Most of us will have experienced the mindmuddying effects of stress, so it’s unsurprising that this can be a cause of brain fog. Dr. Sarkhel, Lead Psychiatrist at livingmind.co.uk says, “Problems with memory, concentration and confusion are all symptoms that are often due to issues including anxiety, depression, stress or OCD. Many patients report that their brain fog cleared after repetitive transcranial magnetic stimulation (RTMS) for anxiety and depression.
“RTMS is a non-invasive treatment whereby a coil is placed next to the area of the brain associated with the condition being treated. A magnetic pulse is passed through the skull which creates a small electric current to stimulate neurons to become more active. By controlling these currents we can increase or decrease activity in the parts of the brain associated with the condition being treated. Most recipients feel a noticeable effect after three to four weeks.”
Eastern medicine tells us the natural flow of qi determines our health and wellbeing and that when this is blocked or becomes toxic we experience problems like fatigue, stress, anxiety and mental fog. Londonbased energy healer Master Oh (masteroh.com) is a healer with 30 years’ experience in harnessing human energy and delivering treatments by observing the energy system as a whole. He uses wisdom and healing to guide patients through physical, spiritual or emotional blockages in order to thrive. After receiving recharged energy and with emotional blockages released and mind toxins cleared, patients say they experience increased mental clarity, vitality and relieved of stress and anxiety.

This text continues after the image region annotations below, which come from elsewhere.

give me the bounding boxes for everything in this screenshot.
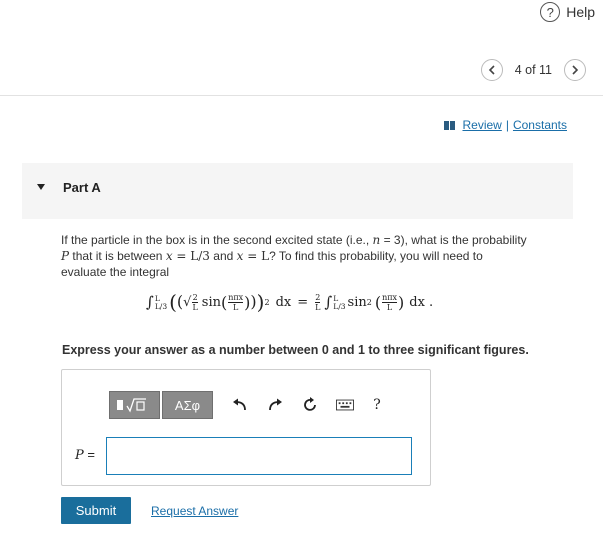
redo-icon[interactable] — [266, 396, 284, 414]
pager: 4 of 11 — [480, 59, 586, 81]
request-answer-link[interactable]: Request Answer — [151, 504, 238, 518]
resource-links: Review | Constants — [444, 118, 567, 132]
greek-symbols-button[interactable]: ΑΣφ — [162, 391, 213, 419]
integral-equation: ∫ L L/3 ( ( √ 2L sin ( nπx L ) ) ) 2 dx = 2… — [146, 290, 434, 314]
part-header[interactable] — [22, 163, 573, 219]
help-icon: ? — [540, 2, 561, 22]
book-icon — [444, 120, 456, 130]
undo-icon[interactable] — [231, 396, 249, 414]
next-button[interactable] — [564, 59, 586, 81]
links-separator: | — [505, 118, 509, 132]
submit-button[interactable]: Submit — [61, 497, 131, 524]
math-help-icon[interactable]: ? — [368, 396, 386, 414]
answer-label: P = — [75, 447, 95, 463]
pager-text: 4 of 11 — [514, 63, 552, 77]
math-toolbar: ΑΣφ ? — [109, 391, 386, 419]
help-label: Help — [566, 4, 595, 20]
templates-icon — [116, 398, 146, 413]
answer-input[interactable] — [106, 437, 412, 475]
part-label: Part A — [63, 180, 101, 195]
collapse-triangle-icon[interactable] — [37, 184, 45, 190]
reset-icon[interactable] — [301, 396, 319, 414]
help-link[interactable]: ? Help — [540, 2, 595, 22]
constants-link[interactable]: Constants — [513, 118, 567, 132]
keyboard-icon[interactable] — [336, 396, 354, 414]
review-link[interactable]: Review — [462, 118, 501, 132]
divider — [0, 95, 603, 96]
chevron-left-icon — [488, 65, 495, 75]
question-text: If the particle in the box is in the sec… — [61, 233, 527, 279]
templates-button[interactable] — [109, 391, 160, 419]
instruction-text: Express your answer as a number between … — [62, 343, 529, 357]
chevron-right-icon — [572, 65, 579, 75]
prev-button[interactable] — [480, 59, 503, 81]
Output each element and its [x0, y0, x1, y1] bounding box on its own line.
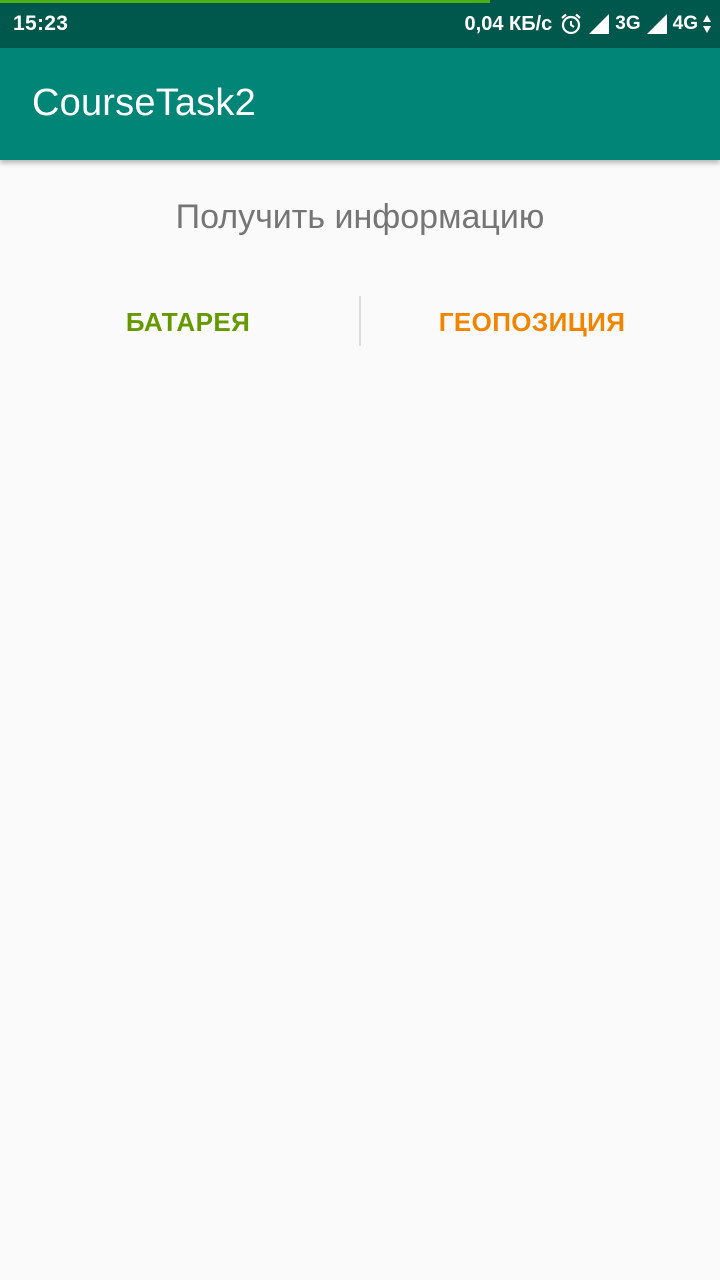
button-divider — [359, 296, 361, 346]
network-type-4g: 4G — [672, 13, 698, 34]
signal-triangle-icon — [587, 12, 611, 36]
up-down-arrows-icon — [702, 12, 712, 36]
battery-button[interactable]: БАТАРЕЯ — [18, 296, 358, 346]
main-content: Получить информацию БАТАРЕЯ ГЕОПОЗИЦИЯ — [0, 160, 720, 1280]
app-title: CourseTask2 — [32, 82, 256, 124]
alarm-clock-icon — [559, 12, 583, 36]
load-progress-fill — [0, 0, 490, 3]
network-speed: 0,04 КБ/с — [464, 12, 553, 35]
network-type-3g: 3G — [615, 13, 641, 34]
app-bar: CourseTask2 — [0, 48, 720, 160]
page-heading: Получить информацию — [175, 198, 545, 236]
status-bar: 15:23 0,04 КБ/с 3G 4G — [0, 0, 720, 48]
load-progress-bar — [0, 0, 720, 3]
geolocation-button[interactable]: ГЕОПОЗИЦИЯ — [362, 296, 702, 346]
status-time: 15:23 — [13, 12, 69, 35]
status-icons: 0,04 КБ/с 3G 4G — [465, 10, 712, 38]
signal-triangle-icon — [645, 12, 669, 36]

We know the toxic effects pollution can have on skin, heart and lungs but a growing body of evidence shows chronic exposure to air pollutants can damage our brains, too. From mental illness to dementia and poor cognitive functioning, high CO2 levels are impacting how our brains work and people in and around cities have it the worst. Urbanites should note a study last year by Kings College London which found mental wellbeing was improved after exposure to nature; take a tip from the Japanese (and Charlotte Church and Kate Middleton) by trying forest bathing. A slow, meditative three hours under a leafy canopy connects you to the natural world and boosts concentration. Visit the Woodland Trust for more info woodlandtrust.co.uk
Bright light increases levels of alertness and improves concentration, but the bad news is we don’t always get our quota in the UK – meaning it’s not just the weather that’s foggy. For optimum mental performance, we all need light to reach our eyes as bright as a clear spring morning, for around 30 minutes a day; on grey days we’ll struggle, leading to worse reaction times and other cognitive problems. A light therapy popup by Lumie saw their portable Vitamin L lights (£75, Lumie.com) installed into a shared London workspace where users reported improved thinking clarity and experienced an immediate boost to mood, productivity, motivation and enthusiasm.